あの『死神』、誰のことを言っているかなどは明白だ。
「じゃが……ま、少しばかり懸念しておったが、大丈夫そうじゃな。ふふ、発明王一人だけなら、我が祖国は安泰じゃて」
その言葉に、俊一郎は目を見開いた。
煽って来てくれると、苦い顔をサリアに向ける。
「……随分と、挑発的な物言いですね」
「くく、振り向いてほしけば男を磨かんとな。顔は好みじゃのに、残念じゃ」
瞬間、酒場の扉が大きな音を立てて開かれた。
皮の防具に身を包んだ一団が、ウェイターの案内も待たずに歩みを進める。
「サリア様! また貴女は勝手に出歩いて!」
「おうジェラード、どうした顔を真っ赤にして。主も酒でも飲んでたかえ?」
サリアの一言に、顔に傷のあるエルフの男が息を吐いた。

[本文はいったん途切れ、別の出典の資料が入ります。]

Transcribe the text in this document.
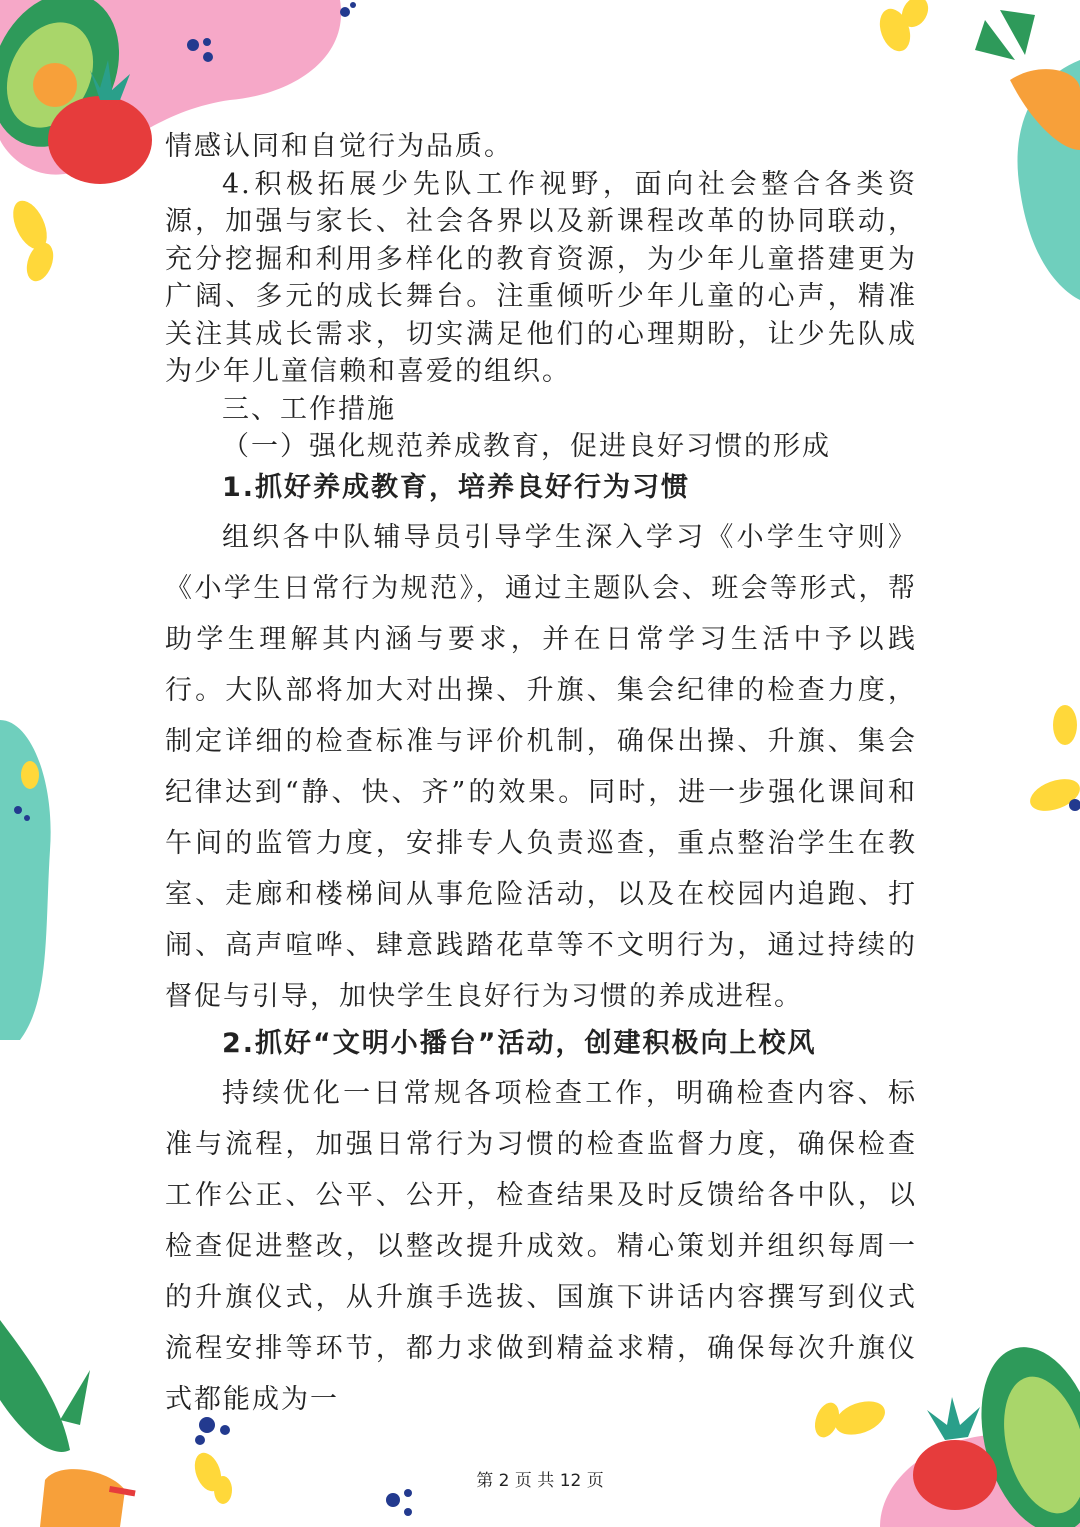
情感认同和自觉行为品质。

4.积极拓展少先队工作视野，面向社会整合各类资源，加强与家长、社会各界以及新课程改革的协同联动，充分挖掘和利用多样化的教育资源，为少年儿童搭建更为广阔、多元的成长舞台。注重倾听少年儿童的心声，精准关注其成长需求，切实满足他们的心理期盼，让少先队成为少年儿童信赖和喜爱的组织。

三、工作措施

（一）强化规范养成教育，促进良好习惯的形成

1.抓好养成教育，培养良好行为习惯

组织各中队辅导员引导学生深入学习《小学生守则》《小学生日常行为规范》，通过主题队会、班会等形式，帮助学生理解其内涵与要求，并在日常学习生活中予以践行。大队部将加大对出操、升旗、集会纪律的检查力度，制定详细的检查标准与评价机制，确保出操、升旗、集会纪律达到“静、快、齐”的效果。同时，进一步强化课间和午间的监管力度，安排专人负责巡查，重点整治学生在教室、走廊和楼梯间从事危险活动，以及在校园内追跑、打闹、高声喧哗、肆意践踏花草等不文明行为，通过持续的督促与引导，加快学生良好行为习惯的养成进程。

2.抓好“文明小播台”活动，创建积极向上校风

持续优化一日常规各项检查工作，明确检查内容、标准与流程，加强日常行为习惯的检查监督力度，确保检查工作公正、公平、公开，检查结果及时反馈给各中队，以检查促进整改，以整改提升成效。精心策划并组织每周一的升旗仪式，从升旗手选拔、国旗下讲话内容撰写到仪式流程安排等环节，都力求做到精益求精，确保每次升旗仪式都能成为一

第 2 页 共 12 页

なにか言いたげな空気を飲み込んで、「こちらは?」と対面の男を見やって視線を向ける。
「ん、ちと興味があったのでな。一杯つき合ってもらっておったのよ。ま、もう必要ない」
ぴくりと、俊一郎の肩が揺れる。
言うやサリアは立ち上がると、懐から布袋を取り出すとテーブルに置いた。じゃらりと金貨の崩れる音がして、付き人のジェラードが俊一郎へ頭を下げる。

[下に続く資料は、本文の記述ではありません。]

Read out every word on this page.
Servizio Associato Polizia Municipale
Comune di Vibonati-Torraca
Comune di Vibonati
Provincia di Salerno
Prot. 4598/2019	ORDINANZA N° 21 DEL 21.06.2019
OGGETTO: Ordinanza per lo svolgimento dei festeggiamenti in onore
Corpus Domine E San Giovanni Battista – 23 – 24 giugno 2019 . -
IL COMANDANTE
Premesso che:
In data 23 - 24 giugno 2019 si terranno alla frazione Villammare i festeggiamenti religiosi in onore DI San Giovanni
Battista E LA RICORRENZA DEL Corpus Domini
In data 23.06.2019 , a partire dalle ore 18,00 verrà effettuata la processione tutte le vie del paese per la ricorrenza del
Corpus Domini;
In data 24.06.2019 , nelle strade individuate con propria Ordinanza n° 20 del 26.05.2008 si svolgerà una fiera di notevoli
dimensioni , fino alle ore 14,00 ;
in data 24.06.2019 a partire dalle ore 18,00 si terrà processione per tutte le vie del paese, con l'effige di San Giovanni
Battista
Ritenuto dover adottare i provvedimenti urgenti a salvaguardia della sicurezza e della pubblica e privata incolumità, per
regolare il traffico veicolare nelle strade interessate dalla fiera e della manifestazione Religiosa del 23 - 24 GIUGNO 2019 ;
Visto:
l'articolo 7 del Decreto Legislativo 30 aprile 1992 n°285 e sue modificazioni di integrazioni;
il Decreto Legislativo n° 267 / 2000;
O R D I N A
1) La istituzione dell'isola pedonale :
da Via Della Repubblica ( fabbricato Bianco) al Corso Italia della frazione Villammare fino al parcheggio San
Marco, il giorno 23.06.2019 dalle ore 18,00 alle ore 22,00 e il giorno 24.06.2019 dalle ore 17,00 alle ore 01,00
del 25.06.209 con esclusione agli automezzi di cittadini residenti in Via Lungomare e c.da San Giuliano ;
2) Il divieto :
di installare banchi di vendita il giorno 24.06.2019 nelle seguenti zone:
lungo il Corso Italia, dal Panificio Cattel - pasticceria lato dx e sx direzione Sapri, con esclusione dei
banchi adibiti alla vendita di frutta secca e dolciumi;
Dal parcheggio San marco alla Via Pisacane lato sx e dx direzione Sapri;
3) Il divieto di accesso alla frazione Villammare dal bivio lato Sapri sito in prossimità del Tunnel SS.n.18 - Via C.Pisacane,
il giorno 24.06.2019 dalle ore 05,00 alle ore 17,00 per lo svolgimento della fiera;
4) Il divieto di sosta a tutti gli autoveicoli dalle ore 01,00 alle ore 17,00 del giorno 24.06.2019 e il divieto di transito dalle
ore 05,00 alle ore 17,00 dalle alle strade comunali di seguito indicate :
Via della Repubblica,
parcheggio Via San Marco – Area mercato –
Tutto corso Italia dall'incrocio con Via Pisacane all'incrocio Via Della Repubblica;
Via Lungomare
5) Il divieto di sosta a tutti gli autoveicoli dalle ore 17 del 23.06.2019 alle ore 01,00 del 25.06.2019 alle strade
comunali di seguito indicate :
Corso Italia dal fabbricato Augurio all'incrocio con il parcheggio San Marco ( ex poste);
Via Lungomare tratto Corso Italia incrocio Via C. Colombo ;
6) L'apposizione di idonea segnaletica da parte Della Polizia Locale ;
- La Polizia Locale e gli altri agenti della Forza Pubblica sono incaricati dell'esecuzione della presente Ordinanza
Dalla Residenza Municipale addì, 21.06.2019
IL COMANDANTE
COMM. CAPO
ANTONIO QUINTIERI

「つき合わせた詫びじゃ。……ふふ、またどこかで見合えるのを楽しみにしておるよ」
去っていくサリアの一団の足音を聞きながら、俊一郎はグラスを握った。
主人の表情を見たメイドがびくりと身体を震わせて、次の瞬間、注がれていたグラスが空になって音を立てた。
◆ ◆ ◆
「……気に入った男性を挑発する癖、治してもらえませんかね?」
「ふふ、そう言うでないよ。男子からはやはり、睨まれるくらいがちょうどよい」
帰りの馬車の中で愉快そうに月を見ながら、精霊と蟲蜜の国の皇女は、愉しそうに髪を梳き上げた。